The shift was significant for two reasons: "it protected owners (to some extent) against the unlimited-liability risk of complete financial ruin, and it easily allowed diversification into multiple product markets."

In the early 1300s in Florence there was a stark division between local and international finances. Local banking (money changing, deposit banking) was provided the guild dominated cambio bankers while international trade (primarily in woolen cloth) was dominated by high-status merchants organized into family firms. Following the Ciompi revolt of 1378, the cambio bankers were systematically "pulled up into the “jet stream” of international trading, thereby injecting domestic banking organizational forms and accounting practices into international trading. ... The new partnership systems were constructed by cambio bankers reaching overseas to construct new trading branches abroad." Many of the cambio bankers also became city counselors.
As cambio bankers were transported into new settings, both economic and political, they brought with them their old master-apprentice logics of contracts and careers but then adapted these to the new international trading setting, blending with the patrilineage family logics already there. The result was a modularized hybrid—short-term contracts with both family and nonfamily branch managers—in other words, the partnership system.

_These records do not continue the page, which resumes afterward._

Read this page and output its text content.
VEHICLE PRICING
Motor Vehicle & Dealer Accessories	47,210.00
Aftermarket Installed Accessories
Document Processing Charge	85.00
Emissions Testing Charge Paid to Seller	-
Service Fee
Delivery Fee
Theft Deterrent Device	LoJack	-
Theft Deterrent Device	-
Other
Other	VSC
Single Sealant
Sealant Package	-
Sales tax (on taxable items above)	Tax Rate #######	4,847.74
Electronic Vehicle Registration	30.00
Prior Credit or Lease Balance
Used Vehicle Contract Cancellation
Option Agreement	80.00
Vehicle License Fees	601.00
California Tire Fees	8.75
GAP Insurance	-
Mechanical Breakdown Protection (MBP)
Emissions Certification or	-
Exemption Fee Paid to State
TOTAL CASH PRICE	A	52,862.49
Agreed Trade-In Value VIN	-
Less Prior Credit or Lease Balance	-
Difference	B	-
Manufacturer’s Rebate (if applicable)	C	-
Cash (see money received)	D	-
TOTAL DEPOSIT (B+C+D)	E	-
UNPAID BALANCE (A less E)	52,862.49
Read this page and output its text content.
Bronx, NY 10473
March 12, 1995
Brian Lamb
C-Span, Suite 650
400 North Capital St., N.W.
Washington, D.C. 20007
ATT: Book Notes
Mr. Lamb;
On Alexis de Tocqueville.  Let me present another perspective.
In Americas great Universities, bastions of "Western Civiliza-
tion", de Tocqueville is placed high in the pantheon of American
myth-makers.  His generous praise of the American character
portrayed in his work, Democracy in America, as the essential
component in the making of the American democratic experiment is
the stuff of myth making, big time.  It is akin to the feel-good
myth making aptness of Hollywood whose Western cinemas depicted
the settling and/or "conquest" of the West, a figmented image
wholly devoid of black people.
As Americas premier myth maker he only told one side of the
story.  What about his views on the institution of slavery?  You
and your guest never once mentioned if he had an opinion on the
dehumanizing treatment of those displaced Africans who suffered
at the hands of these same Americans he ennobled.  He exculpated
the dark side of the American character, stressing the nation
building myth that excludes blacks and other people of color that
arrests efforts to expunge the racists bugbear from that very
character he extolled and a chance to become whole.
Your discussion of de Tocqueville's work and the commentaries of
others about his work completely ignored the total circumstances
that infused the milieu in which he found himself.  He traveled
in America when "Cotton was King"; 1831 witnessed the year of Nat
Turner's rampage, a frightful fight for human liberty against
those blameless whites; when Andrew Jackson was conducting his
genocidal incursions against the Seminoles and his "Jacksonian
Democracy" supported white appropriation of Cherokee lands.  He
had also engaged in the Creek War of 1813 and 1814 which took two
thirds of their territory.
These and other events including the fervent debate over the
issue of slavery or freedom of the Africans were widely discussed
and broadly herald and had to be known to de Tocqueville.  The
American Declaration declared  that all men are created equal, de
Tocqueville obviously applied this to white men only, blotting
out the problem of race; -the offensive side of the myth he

Padgett treats the emergence of the partnership system as a corollary of elite transformation associated with the Ciompi revolt in which a "republican oligarchy" replaced the "guild corporatism" of the previous era. This
brought economic partnerships into tighter correlation with elite marriages. And this in turn established sinews for the percolation of partnership-system economic techniques, like current accounts, out into the broader network structure of the ruling social elite at large, making that elite itself more mercantile in character. For markets, this new correlation of partnership with marriage provided social foundations for fiducia (trust) within the merchant community to make the credit system function. The final product, on the one hand, was a vibrant financial system that dominated European international finance for a century and, on the other hand, was an intensely status-conscious but politically permeable merchant elite that created generalists (“Renaissance men”) for whom economics, politics, family, art, and philosophy were all refractions of each other.
The “rise of financial capitalism” for us is not a grand teleological process of inevitable modernization. It was rooted instead in particular places and histories, which refashioned their own multiple-network social structures in crucial punctuated-equilibrium moments. Florence was unusually creative in part because of its tumultuous political history, which repeatedly transposed and refunctionalized its underlying social networks. Florentine elites invented not because they wanted to, but because they had to, conservatively to preserve their threatened positions. Naturally there is more to explaining organizational invention than political turmoil, but in the case of Renaissance Florence that was the core mechanism that recomposed its economic, political, and kinship networks into tipping.